While Hamilton’s commitment to meditation and mindfulness—which she’s been at for nearly 30 years—is the foundation of her approach to conflict resolution, readers need not be knowledgeable of or intimidated by Zen teachings. The book is divided into short, digestible chapters: each one ending with step-by-step exercises to assist readers in applying concepts discussed in the previous pages. She engages the audience by using a myriad of short stories, quotes, and anecdotes that reference everything from the Dalai Lama to pop culture to science to politics.

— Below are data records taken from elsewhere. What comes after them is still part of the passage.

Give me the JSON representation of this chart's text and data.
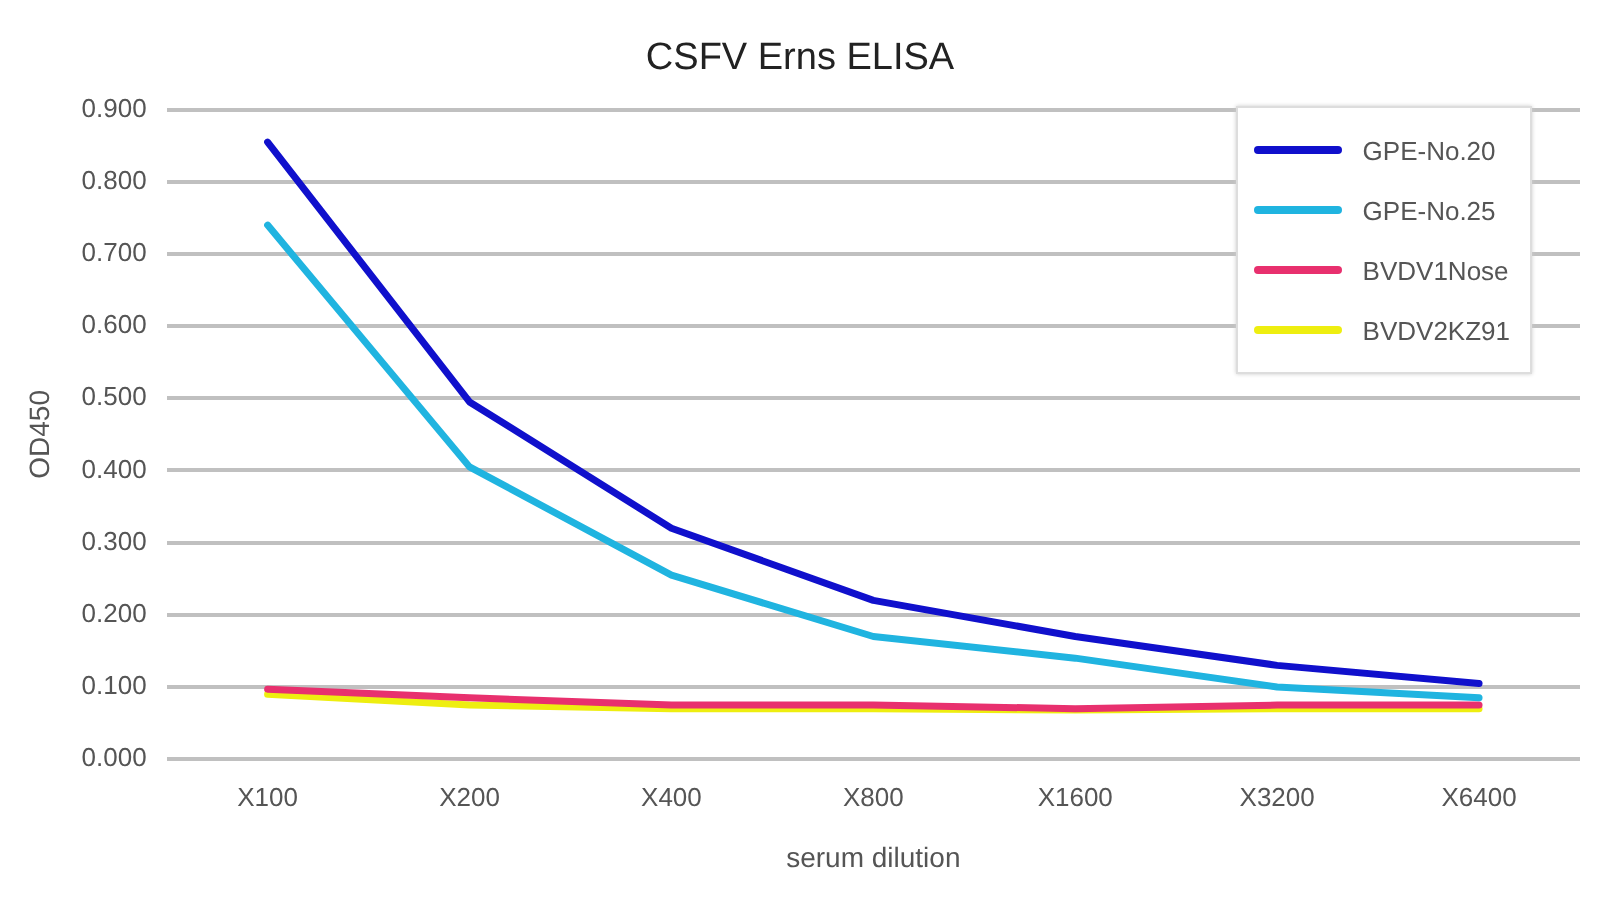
{
  "chart_data": {
    "type": "line",
    "title": "CSFV Erns ELISA",
    "xlabel": "serum dilution",
    "ylabel": "OD450",
    "categories": [
      "X100",
      "X200",
      "X400",
      "X800",
      "X1600",
      "X3200",
      "X6400"
    ],
    "series": [
      {
        "name": "GPE-No.20",
        "color": "#1010cc",
        "values": [
          0.855,
          0.495,
          0.32,
          0.22,
          0.17,
          0.13,
          0.105
        ]
      },
      {
        "name": "GPE-No.25",
        "color": "#20b4e0",
        "values": [
          0.74,
          0.405,
          0.255,
          0.17,
          0.14,
          0.1,
          0.085
        ]
      },
      {
        "name": "BVDV1Nose",
        "color": "#e8306e",
        "values": [
          0.097,
          0.085,
          0.075,
          0.075,
          0.07,
          0.075,
          0.075
        ]
      },
      {
        "name": "BVDV2KZ91",
        "color": "#eeee10",
        "values": [
          0.09,
          0.075,
          0.07,
          0.07,
          0.068,
          0.07,
          0.07
        ]
      }
    ],
    "ylim": [
      0,
      0.9
    ],
    "yticks": [
      {
        "value": 0,
        "label": "0.000"
      },
      {
        "value": 0.1,
        "label": "0.100"
      },
      {
        "value": 0.2,
        "label": "0.200"
      },
      {
        "value": 0.3,
        "label": "0.300"
      },
      {
        "value": 0.4,
        "label": "0.400"
      },
      {
        "value": 0.5,
        "label": "0.500"
      },
      {
        "value": 0.6,
        "label": "0.600"
      },
      {
        "value": 0.7,
        "label": "0.700"
      },
      {
        "value": 0.8,
        "label": "0.800"
      },
      {
        "value": 0.9,
        "label": "0.900"
      }
    ],
    "grid": "y",
    "legend": "top right",
    "marker": "none",
    "line_style": "solid"
  }
}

Hamilton stresses, “The idea is not to eliminate conflict… The aim is to transform it.” (p.128). With that in mind, she helps readers navigate how to examine their own and others’ intention; understand the role of fear; recognize different styles of conflict; identify when 1st, 2nd, and 3rd-person perspectives are useful or detrimental; become a better listener and negotiator; as well as give and receive feedback constructively.
Each time Hamilton introduces a new mindfulness or conflict resolution concept, she emphasizes that success is born of practice and patience. She knows that confronting conflict can be terrifying and points out that “…we have to be prepared to fail. Again and again. It is intrinsic to the creative process.” (p.128). Her final chapter is dedicated exclusively to reminding readers that “[l]earning communications, negotiation, and conflict skills takes time, patience, and effort.” (p. 196).
In addition to presenting easy-to-understand information and advice on human nature and relationships, Hamilton shares extremely personal accounts of love, loss, and lessons learned. Her stories of “…the grief, prejudice, and isolation of having a child with a disability” (p. 4), time spent as the founding director of the Utah State Court’s Office of Alternative Dispute Resolution, and a falling out with a respected teacher are genuine and touching. She intimately draws readers in.
Everything is Workable is helpful, interactive, and entertaining. I highly recommend this book to anyone interested in personal growth and improving relationships with the people they love, hate, and work with.
Mara Elana Burstein has been working on air quality, energy, and environmental justice issues in Los Angeles and New York for the past eight years. She holds an MPA in Environmental Science and Policy from Columbia University’s School of International and Public Affairs.